Submission Details

CHRNB1 was first reported in relation to autosomal recessive Congenital Myasthenic Syndrome (CMS) 2C in 1999 (Quiram et al., PMID: 10562302). Congenital myasthenic syndrome associated with AChR deficiency is a disorder of the postsynaptic neuromuscular junction (NMJ) characterized clinically by early-onset muscle weakness with variable severity. CMS2C is differentiated by deficiency of AChR at the endplate resulting in low amplitude of the miniature endplate potential and current. Treatments with cholinesterase inhibitors or amifampridine may be helpful. The clinical features of CMS2C often include easy fatigability and muscle weakness affecting the axial and limb muscles (with hypotonia in early-onset forms), the ocular muscles (leading to ptosis and ophthalmoplegia), and the facial and bulbar musculature (affecting sucking and swallowing, and leading to dysphonia). The symptoms fluctuate and worsen with physical effort.

Per criteria outlined by the ClinGen Lumping and Splitting Working Group, we found difference in molecular mechanism and inheritance pattern. Therefore, the following disease entities have been split into multiple disease entities, Myasthenic syndrome, congenital, 2C, associated with acetylcholine receptor deficiency (OMIM:616314 ), and Myasthenic syndrome, congenital, 2A, slow-channel (OMIM:616313 ).

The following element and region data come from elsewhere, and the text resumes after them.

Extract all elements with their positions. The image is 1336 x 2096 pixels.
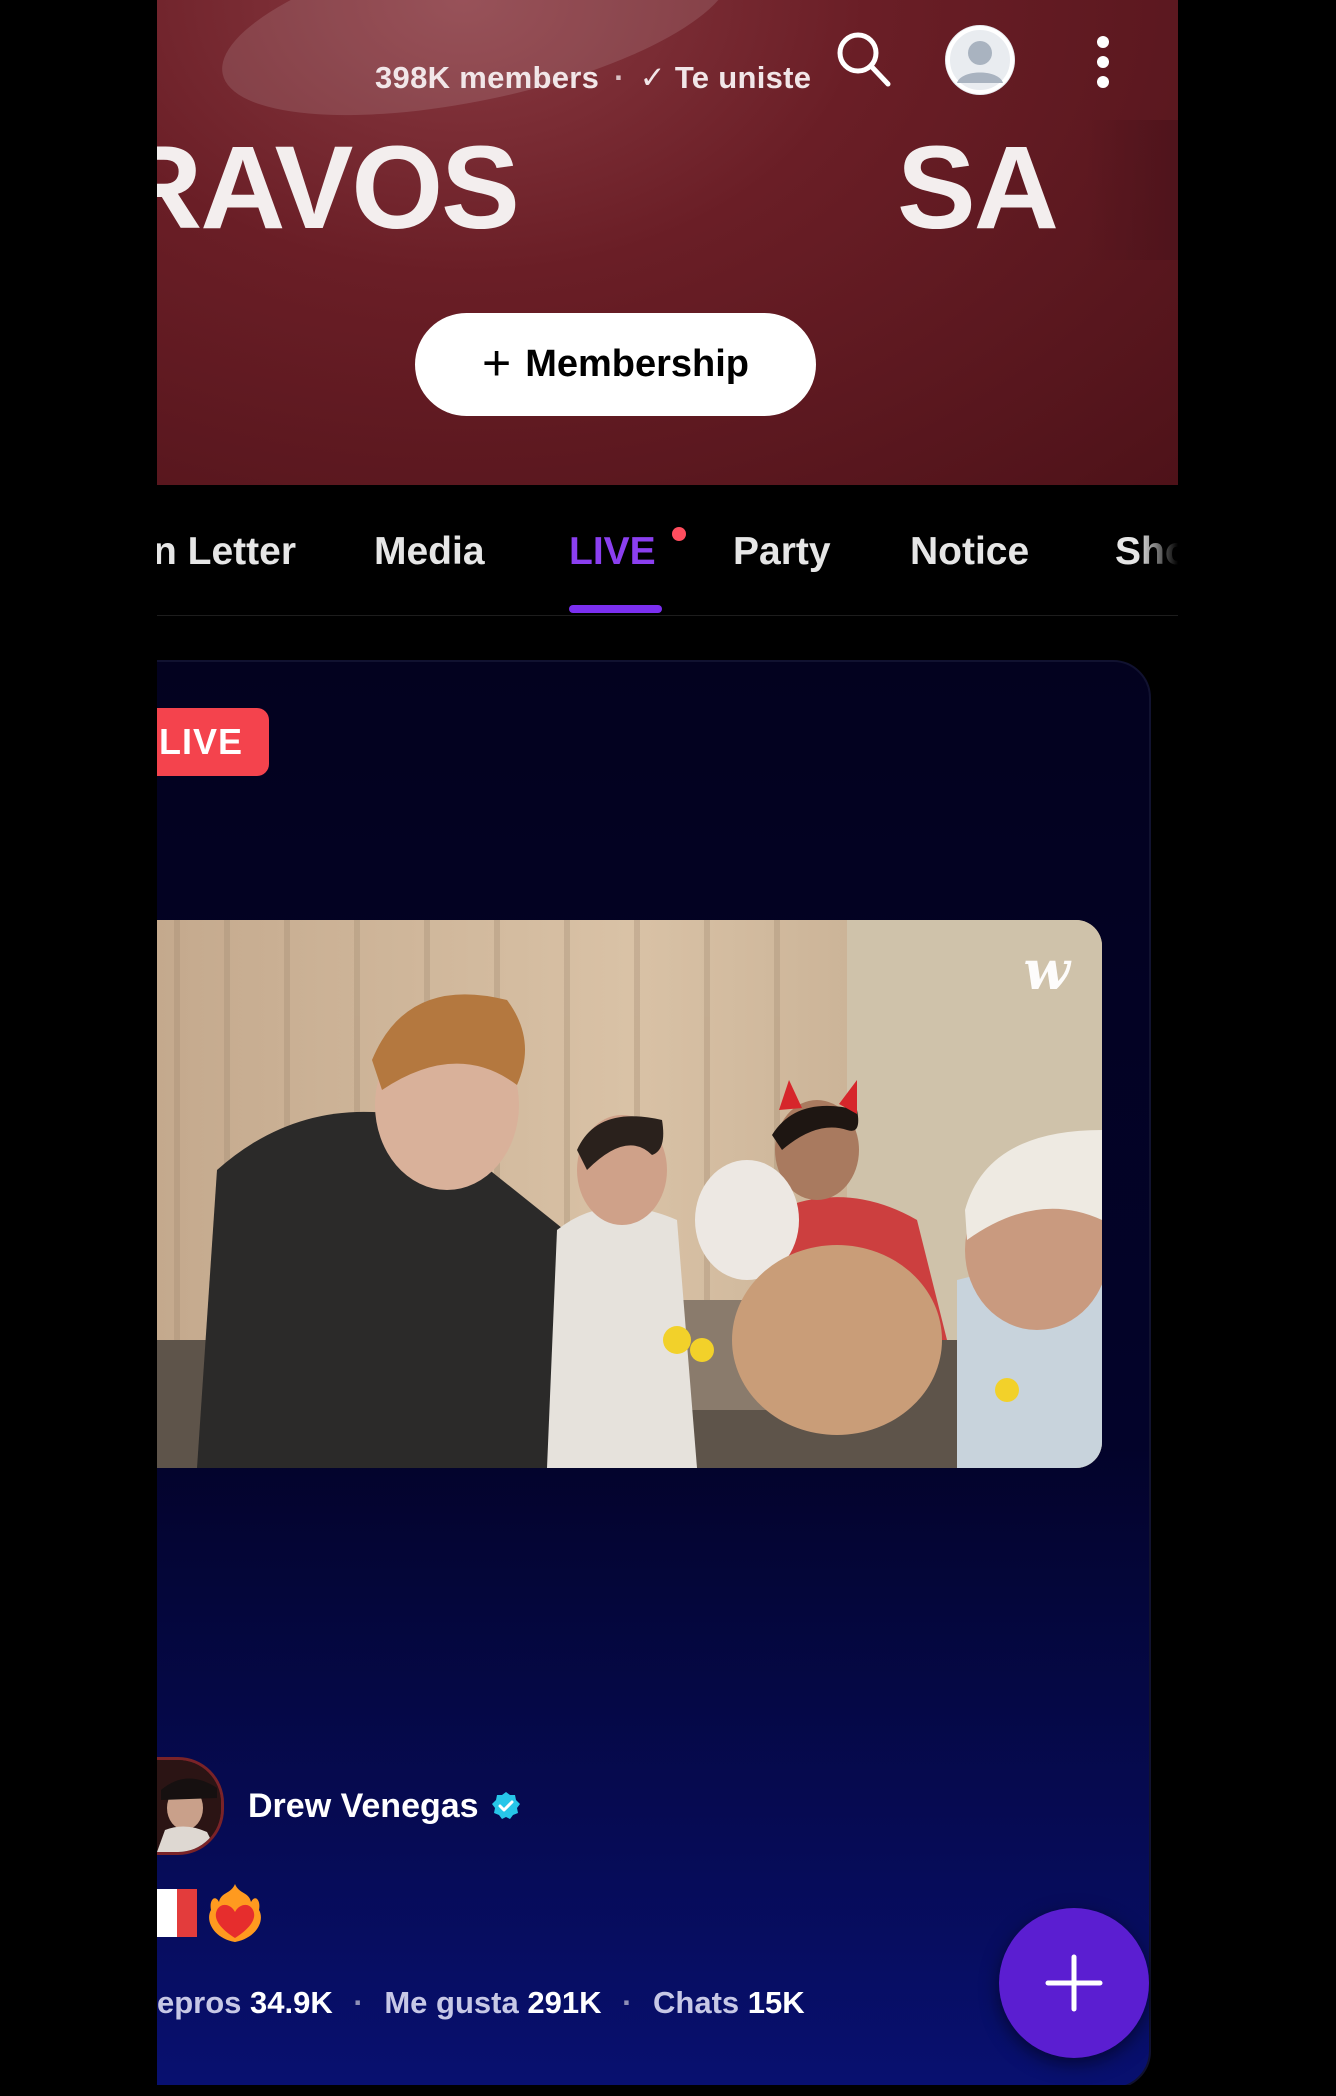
members-info: 398K members · ✓ Te uniste xyxy=(375,60,811,96)
tab-live[interactable]: LIVE xyxy=(569,530,656,574)
plus-icon xyxy=(1045,1954,1103,2012)
emoji-row xyxy=(157,1880,265,1946)
tabs-fade xyxy=(1138,515,1178,595)
banner-title-left: RAVOS xyxy=(157,122,520,254)
joined-check-icon: ✓ xyxy=(639,60,666,95)
banner-fade xyxy=(1087,120,1178,260)
profile-avatar-icon[interactable] xyxy=(945,25,1015,95)
membership-label: Membership xyxy=(525,343,750,385)
video-frame-image xyxy=(157,920,1102,1468)
tab-letter[interactable]: n Letter xyxy=(157,530,296,574)
more-options-icon[interactable] xyxy=(1089,32,1117,92)
chats-value: 15K xyxy=(747,1985,805,2020)
live-stats: epros 34.9K · Me gusta 291K · Chats 15K xyxy=(157,1985,805,2021)
weverse-logo-icon: w xyxy=(1023,938,1071,1002)
community-header: 398K members · ✓ Te uniste RAVOS SA + Me… xyxy=(157,0,1178,485)
tab-party[interactable]: Party xyxy=(733,530,831,574)
banner-title-right: SA xyxy=(897,122,1059,254)
live-badge: LIVE xyxy=(157,708,269,776)
membership-button[interactable]: + Membership xyxy=(415,313,816,416)
chats-label: Chats xyxy=(653,1985,740,2020)
author-name[interactable]: Drew Venegas xyxy=(248,1787,479,1826)
france-flag-icon xyxy=(157,1889,197,1937)
author-avatar[interactable] xyxy=(157,1757,224,1855)
app-screen: 398K members · ✓ Te uniste RAVOS SA + Me… xyxy=(157,0,1178,2096)
separator: · xyxy=(622,1985,633,2020)
tab-notice[interactable]: Notice xyxy=(910,530,1029,574)
separator: · xyxy=(353,1985,364,2020)
heart-on-fire-icon xyxy=(209,1884,261,1942)
live-video-thumbnail[interactable]: w xyxy=(157,920,1102,1468)
joined-label: Te uniste xyxy=(674,60,812,95)
plays-value: 34.9K xyxy=(250,1985,333,2020)
separator: · xyxy=(614,60,625,95)
author-row[interactable]: Drew Venegas xyxy=(157,1757,521,1855)
create-post-button[interactable] xyxy=(999,1908,1149,2058)
members-count: 398K members xyxy=(375,60,600,95)
plus-icon: + xyxy=(481,334,512,391)
active-tab-underline xyxy=(569,605,662,613)
bottom-edge xyxy=(157,2085,1178,2096)
plays-label: epros xyxy=(157,1985,242,2020)
likes-value: 291K xyxy=(527,1985,602,2020)
community-tabs: n Letter Media LIVE Party Notice Sho xyxy=(157,485,1178,616)
verified-badge-icon xyxy=(491,1792,520,1819)
likes-label: Me gusta xyxy=(384,1985,519,2020)
search-icon[interactable] xyxy=(832,28,894,90)
tab-media[interactable]: Media xyxy=(374,530,485,574)
live-indicator-dot xyxy=(672,527,686,541)
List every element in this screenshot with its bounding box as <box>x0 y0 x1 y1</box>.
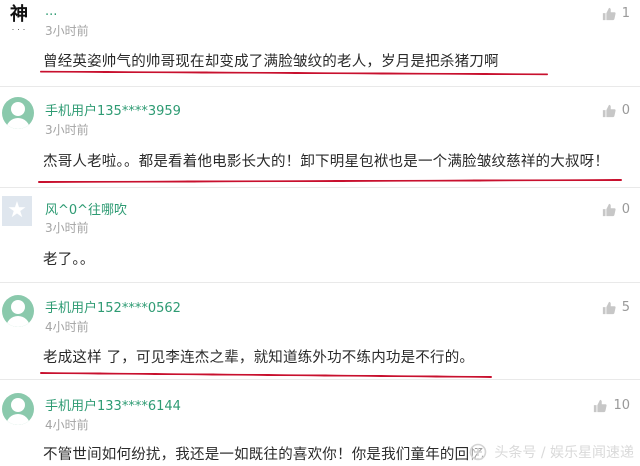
like-count: 10 <box>613 398 630 413</box>
watermark: 头条号 / 娱乐星闻速递 <box>468 442 634 462</box>
like-button[interactable]: 0 <box>602 103 630 118</box>
like-count: 0 <box>621 103 630 118</box>
toutiao-logo-icon <box>470 443 487 461</box>
comment-item: ★ 风^0^往哪吹 3小时前 老了。。 0 <box>0 188 640 281</box>
default-user-avatar-icon <box>2 295 34 327</box>
like-button[interactable]: 1 <box>602 6 630 21</box>
avatar[interactable] <box>2 97 34 129</box>
like-count: 0 <box>621 202 630 217</box>
comment-time: 4小时前 <box>45 320 89 334</box>
comment-item: 神 · · · ... 3小时前 曾经英姿帅气的帅哥现在却变成了满脸皱纹的老人，… <box>0 0 640 86</box>
comment-time: 3小时前 <box>45 221 89 235</box>
avatar[interactable]: ★ <box>2 196 34 228</box>
comment-item: 手机用户135****3959 3小时前 杰哥人老啦。。都是看着他电影长大的！卸… <box>0 87 640 186</box>
like-button[interactable]: 5 <box>602 300 630 315</box>
thumbs-up-icon <box>602 301 616 314</box>
comment-text: 曾经英姿帅气的帅哥现在却变成了满脸皱纹的老人，岁月是把杀猪刀啊 <box>43 54 499 70</box>
watermark-text: 头条号 / 娱乐星闻速递 <box>494 445 634 461</box>
like-count: 5 <box>621 300 630 315</box>
comment-text: 杰哥人老啦。。都是看着他电影长大的！卸下明星包袱也是一个满脸皱纹慈祥的大叔呀！ <box>43 154 610 170</box>
default-user-avatar-icon <box>2 393 34 425</box>
comment-username[interactable]: 手机用户152****0562 <box>45 297 181 316</box>
thumbs-up-icon <box>602 104 616 117</box>
avatar[interactable] <box>2 295 34 327</box>
default-user-avatar-icon <box>2 97 34 129</box>
comment-username[interactable]: 手机用户135****3959 <box>45 100 181 119</box>
comment-time: 3小时前 <box>45 24 89 38</box>
comment-text: 老了。。 <box>43 252 95 268</box>
red-underline <box>37 178 623 184</box>
comment-text: 不管世间如何纷扰，我还是一如既往的喜欢你！你是我们童年的回忆 <box>43 447 484 463</box>
red-underline <box>39 372 493 378</box>
comment-time: 4小时前 <box>45 418 89 432</box>
thumbs-up-icon <box>602 7 616 20</box>
like-count: 1 <box>621 6 630 21</box>
thumbs-up-icon <box>602 203 616 216</box>
avatar[interactable] <box>2 393 34 425</box>
comment-item: 手机用户152****0562 4小时前 老成这样 了，可见李连杰之辈，就知道练… <box>0 283 640 378</box>
shen-calligraphy-avatar-icon: 神 · · · <box>4 2 34 36</box>
thumbs-up-icon <box>594 399 608 412</box>
red-underline <box>39 70 549 76</box>
like-button[interactable]: 0 <box>602 202 630 217</box>
like-button[interactable]: 10 <box>593 398 630 413</box>
comment-time: 3小时前 <box>45 123 89 137</box>
star-avatar-icon: ★ <box>2 196 32 226</box>
comment-username[interactable]: ... <box>45 4 57 19</box>
comment-username[interactable]: 风^0^往哪吹 <box>45 199 127 218</box>
comment-text: 老成这样 了，可见李连杰之辈，就知道练外功不练内功是不行的。 <box>43 350 475 366</box>
comment-username[interactable]: 手机用户133****6144 <box>45 395 181 414</box>
avatar[interactable]: 神 · · · <box>4 2 36 36</box>
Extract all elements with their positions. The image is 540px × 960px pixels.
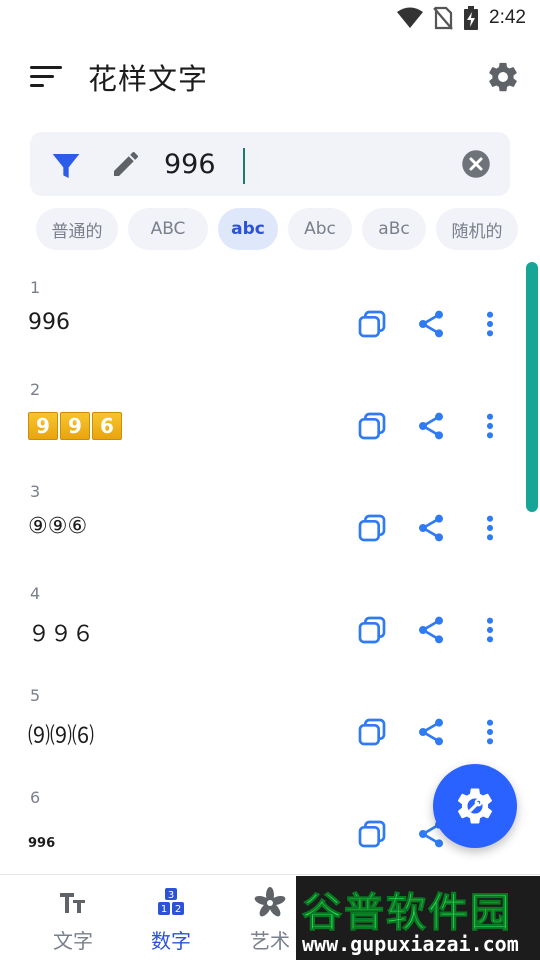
more-icon[interactable] bbox=[478, 716, 502, 748]
item-index: 6 bbox=[30, 788, 41, 807]
page-title: 花样文字 bbox=[88, 62, 209, 96]
list-item: 3 ⑨⑨⑥ bbox=[0, 466, 540, 568]
share-icon[interactable] bbox=[415, 716, 447, 748]
clear-icon[interactable] bbox=[461, 149, 491, 179]
gear-wrench-icon bbox=[457, 788, 493, 824]
item-text-keycaps: 9 9 6 bbox=[28, 412, 122, 440]
menu-icon[interactable] bbox=[26, 62, 66, 92]
item-text: ９９６ bbox=[28, 622, 95, 647]
chip-alternate[interactable]: aBc bbox=[362, 208, 426, 250]
copy-icon[interactable] bbox=[356, 512, 388, 544]
copy-icon[interactable] bbox=[356, 614, 388, 646]
keycap: 9 bbox=[28, 412, 58, 440]
copy-icon[interactable] bbox=[356, 716, 388, 748]
chip-uppercase[interactable]: ABC bbox=[128, 208, 208, 250]
chip-normal[interactable]: 普通的 bbox=[36, 208, 118, 250]
status-bar: 2:42 bbox=[0, 0, 540, 36]
item-text: 996 bbox=[28, 836, 56, 851]
scrollbar[interactable] bbox=[526, 262, 538, 512]
text-style-icon bbox=[60, 893, 85, 913]
style-chips: 普通的 ABC abc Abc aBc 随机的 bbox=[36, 208, 518, 250]
watermark-title: 谷普软件园 bbox=[302, 890, 512, 937]
nav-item-text[interactable]: 文字 bbox=[33, 887, 113, 953]
svg-text:2: 2 bbox=[175, 904, 181, 915]
text-input-box bbox=[30, 132, 510, 196]
list-item: 1 996 bbox=[0, 262, 540, 364]
copy-icon[interactable] bbox=[356, 308, 388, 340]
no-sim-icon bbox=[433, 6, 453, 30]
wifi-icon bbox=[397, 7, 424, 28]
list-item: 4 ９９６ bbox=[0, 568, 540, 670]
text-cursor bbox=[243, 148, 245, 184]
battery-charging-icon bbox=[464, 6, 479, 30]
app-bar: 花样文字 bbox=[0, 48, 540, 104]
share-icon[interactable] bbox=[415, 614, 447, 646]
tools-fab-button[interactable] bbox=[433, 764, 517, 848]
more-icon[interactable] bbox=[478, 308, 502, 340]
number-blocks-icon: 3 1 2 bbox=[158, 888, 184, 915]
chip-lowercase[interactable]: abc bbox=[218, 208, 278, 250]
share-icon[interactable] bbox=[415, 308, 447, 340]
more-icon[interactable] bbox=[478, 512, 502, 544]
item-index: 2 bbox=[30, 380, 41, 399]
nav-item-numbers[interactable]: 3 1 2 数字 bbox=[131, 887, 211, 953]
chip-random[interactable]: 随机的 bbox=[436, 208, 518, 250]
text-input[interactable] bbox=[164, 144, 444, 184]
nav-label: 数字 bbox=[151, 929, 191, 953]
share-icon[interactable] bbox=[415, 410, 447, 442]
flower-icon bbox=[254, 887, 286, 917]
nav-label: 文字 bbox=[53, 929, 93, 953]
watermark-url: www.gupuxiazai.com bbox=[302, 932, 519, 956]
item-index: 1 bbox=[30, 278, 41, 297]
list-item: 2 9 9 6 bbox=[0, 364, 540, 466]
item-text: 996 bbox=[28, 310, 70, 335]
item-text: ⑨⑨⑥ bbox=[28, 514, 88, 539]
copy-icon[interactable] bbox=[356, 818, 388, 850]
item-index: 3 bbox=[30, 482, 41, 501]
item-index: 5 bbox=[30, 686, 41, 705]
keycap: 9 bbox=[60, 412, 90, 440]
more-icon[interactable] bbox=[478, 410, 502, 442]
svg-text:3: 3 bbox=[168, 890, 174, 901]
share-icon[interactable] bbox=[415, 512, 447, 544]
watermark: 谷普软件园 www.gupuxiazai.com bbox=[296, 876, 540, 960]
list-item: 5 ⑼⑼⑹ bbox=[0, 670, 540, 772]
status-time: 2:42 bbox=[489, 7, 526, 28]
copy-icon[interactable] bbox=[356, 410, 388, 442]
keycap: 6 bbox=[92, 412, 122, 440]
more-icon[interactable] bbox=[478, 614, 502, 646]
chip-capitalize[interactable]: Abc bbox=[288, 208, 352, 250]
item-index: 4 bbox=[30, 584, 41, 603]
gear-icon[interactable] bbox=[486, 60, 520, 94]
filter-icon[interactable] bbox=[50, 150, 82, 182]
svg-text:1: 1 bbox=[161, 904, 167, 915]
pencil-icon bbox=[114, 151, 139, 176]
item-text: ⑼⑼⑹ bbox=[28, 724, 95, 749]
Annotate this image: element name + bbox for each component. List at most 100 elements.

Twelve variants (missense, in-frame indel, nonsense, large deletion) that have been reported in seven probands in six publications (PMIDs: 32504635, 26633542, 33060286, 33296147, 10562302) and ClinVar (SCV004047718.1) are included in this curation. Common to many of the probands is an exon 8 skipping. This is either a compound heterozygous variation (typically inherited from mom) with another variant in CHRNB1, or in one case (PMID: 33060286) homozygous inheritance with both parents known carriers. Quiram et al, 1999 also showed functional evidence of the patient's intercostal muscle. When compared the number of iodine-125 labeled alpha-bungarotoxin, used to identify and quantify the number of nicotinic acetylcholine receptors (nAChRs) that bind α-Bgt, per end-plate was less than 3% of the normal adult value and less than 7% of the value obtained in a 3-year-old control (PMID: 10562302).

The mechanism of pathogenicity appears to be loss of function. This gene-disease relationship is also supported by animal models, and expression studies (PMIDs: 10562302, 27364156, 17959719, 25613900, 29874875). The Human Protein Atlas (PMID: 25613900) shows CHRNB1 expression enhanced in skeletal muscles. Mouse models show abnormal muscle development and movement when the beta subunit has variants present, consistent with CMS2C (PMID: 17959719). While cattle models show widespread contracture of joints, muscle weakness, and degradation of NMJ. Bovine familial arthrogryposis multiplex congenita (AMC) represents an inherited neuromuscular disorder corresponding to human CMS (PMID: 27364156). Biochemical functions show that the beta subunit is interactive with the other four, while protein interactions suggests that deletion variants in the beta subunit disrupt the delta subunit (PMID: 29874875, 10562302).

In summary, there is definitive evidence supporting the relationship between CHRNB1 and autosomal recessive Congenital Myasthenic Syndrome (CMS) 2C. This has been repeatedly demonstrated in both the research and clinical diagnostic settings, and has been upheld over time. This classification was approved by the ClinGen Congenital Myopathies GCEP on the meeting date July 28, 2025 (SOP Version 11).